Cette boîte aux saintes huiles en argent date du milieu du XIXe siècle. Elle renferme deux ampoules surmontées d’une croix utilisées pour l’onction des saintes huiles : l’une S.C. (Sanctum Chrisma, ampoule à saint chrême), l’autre O.S. (Oleum Sanctorum, ampoule à huile des catéchumènes pour le baptême, l’ordination sacerdotale ou la consécration des autels et des églises). Cette boîte rectangulaire au coffret à fond plat est coiffée d’un couvercle en tronc de pyramide. Le coffret est cerné, en bas et en haut, d’une cordelette feuillagée, alors que les panneaux restent nus. Au centre du couvercle, une petite terrasse reçoit une croix légèrement pattée. Les deux fioles, cylindriques, portent sur leur couvercle un rond en guise de bouton.

Baiser de paix

Au premier temps du christianisme, les fidèles échangeaient un baiser durant la messe. Par la suite, ce fut la patène que l’on donna à embrasser à chaque participant et l’on finit par lui substituer un objet spécialement conçu à cet effet, que l’on nomma baiser de paix, symbole de paix. Bien qu’il s’inspire de modèles anciens, ce baiser de paix ne paraît pas antérieur au XIXe siècle. Sous un Christ en croix y est figuré l’Agneau étendu sur une autre croix et un piédestal. Cette plaque en métal porte au dos une petite poignée qui permet de l'exposer verticalement.

Coquille de baptême

Récipient en forme de coquille servant pour l'administration du baptême, cette coquille repose sur un pied tronconique et une anse annulaire verticale qui lui est rapportée, faite d’un étroit ruban. Sur le déversoir, des branches de roseau laissent jaillir une croix ciselée.

Croix reliquaire

Cette croix reliquaire de la Vraie Croix présente une surabondance d’ornements en applique. Des motifs fleuronnés terminent les bras. La capse centrale contenant la relique est ceinte de la couronne d’épines et entourée de trois chérubins. La croisée est cantonnée de rayons en quartiers. L’iconographie recherchée de cette croix se poursuit dans les trois médaillons du montant central : clous et couronne d’épines, instruments de la Passion, représentation du Calvaire. Le socle est porté par quatre pieds à griffes et un Agneau sur le livre aux sept sceaux, couché sur la croix, est rapporté sur la face antérieure.

Reliquaire 1

Ce reliquaire portatif offre une riche composition de guirlandes de fruits, d’enroulements et de têtes d’angelots. Cette profusion de décor en fait presque oublier qu’il contient les reliques de sainte Radegonde, à laquelle l’église est dédiée. Fille du roi de Thuringe, Radegonde devient la quatrième épouse du roi des Francs, Clotaire Ier.
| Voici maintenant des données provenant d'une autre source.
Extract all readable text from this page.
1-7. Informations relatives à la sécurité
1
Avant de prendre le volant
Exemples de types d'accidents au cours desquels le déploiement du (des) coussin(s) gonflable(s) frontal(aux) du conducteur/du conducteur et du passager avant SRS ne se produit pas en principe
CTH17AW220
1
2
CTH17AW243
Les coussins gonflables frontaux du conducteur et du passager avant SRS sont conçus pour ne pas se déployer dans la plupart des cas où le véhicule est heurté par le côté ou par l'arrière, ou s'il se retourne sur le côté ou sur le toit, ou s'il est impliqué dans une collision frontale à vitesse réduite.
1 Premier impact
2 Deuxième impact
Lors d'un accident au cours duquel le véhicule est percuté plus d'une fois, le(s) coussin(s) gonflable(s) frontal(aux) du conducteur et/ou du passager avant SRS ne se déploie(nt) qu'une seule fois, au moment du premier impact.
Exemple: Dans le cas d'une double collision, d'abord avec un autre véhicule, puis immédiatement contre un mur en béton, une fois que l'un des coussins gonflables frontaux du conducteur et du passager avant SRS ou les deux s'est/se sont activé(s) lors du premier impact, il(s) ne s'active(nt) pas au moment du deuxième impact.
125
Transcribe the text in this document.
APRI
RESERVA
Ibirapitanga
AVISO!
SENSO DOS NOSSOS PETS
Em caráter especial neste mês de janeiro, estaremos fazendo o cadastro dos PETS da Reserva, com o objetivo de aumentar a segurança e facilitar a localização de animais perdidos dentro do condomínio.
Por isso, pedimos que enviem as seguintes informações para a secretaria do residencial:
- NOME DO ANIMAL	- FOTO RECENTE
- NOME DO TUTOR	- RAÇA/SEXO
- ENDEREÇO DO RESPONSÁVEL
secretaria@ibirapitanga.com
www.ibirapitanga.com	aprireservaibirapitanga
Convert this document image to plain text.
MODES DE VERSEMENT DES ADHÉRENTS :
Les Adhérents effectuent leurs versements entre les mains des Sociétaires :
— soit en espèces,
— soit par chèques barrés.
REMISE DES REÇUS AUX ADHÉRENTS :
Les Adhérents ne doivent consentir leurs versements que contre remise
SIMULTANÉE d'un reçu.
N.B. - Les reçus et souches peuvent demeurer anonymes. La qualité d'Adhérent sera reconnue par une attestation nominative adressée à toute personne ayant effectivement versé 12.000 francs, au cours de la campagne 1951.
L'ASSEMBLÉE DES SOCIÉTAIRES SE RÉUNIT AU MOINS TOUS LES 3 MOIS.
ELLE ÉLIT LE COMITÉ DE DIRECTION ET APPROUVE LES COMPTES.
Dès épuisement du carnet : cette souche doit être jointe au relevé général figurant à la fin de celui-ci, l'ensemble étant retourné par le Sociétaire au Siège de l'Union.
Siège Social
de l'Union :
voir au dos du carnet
Elle fonde le monastère Sainte-Croix de Poitiers où elle meurt en 587.

Reliquaire 2

Ce reliquaire présente le même vocabulaire iconographique que celui dédié à sainte Radegonde. Ici sont conservées les reliques de saint Louis-Marie Grignon de Montfort, prédicateur itinérant qui a profondément marqué l’histoire et la spiritualité de la Vendée, puisqu’il est mort à Saint-Laurent-sur-Sèvre en 1716. La relique est identifiée grâce à une étiquette ou « authentique », et un petit médaillon en cire, dit « agnus dei ».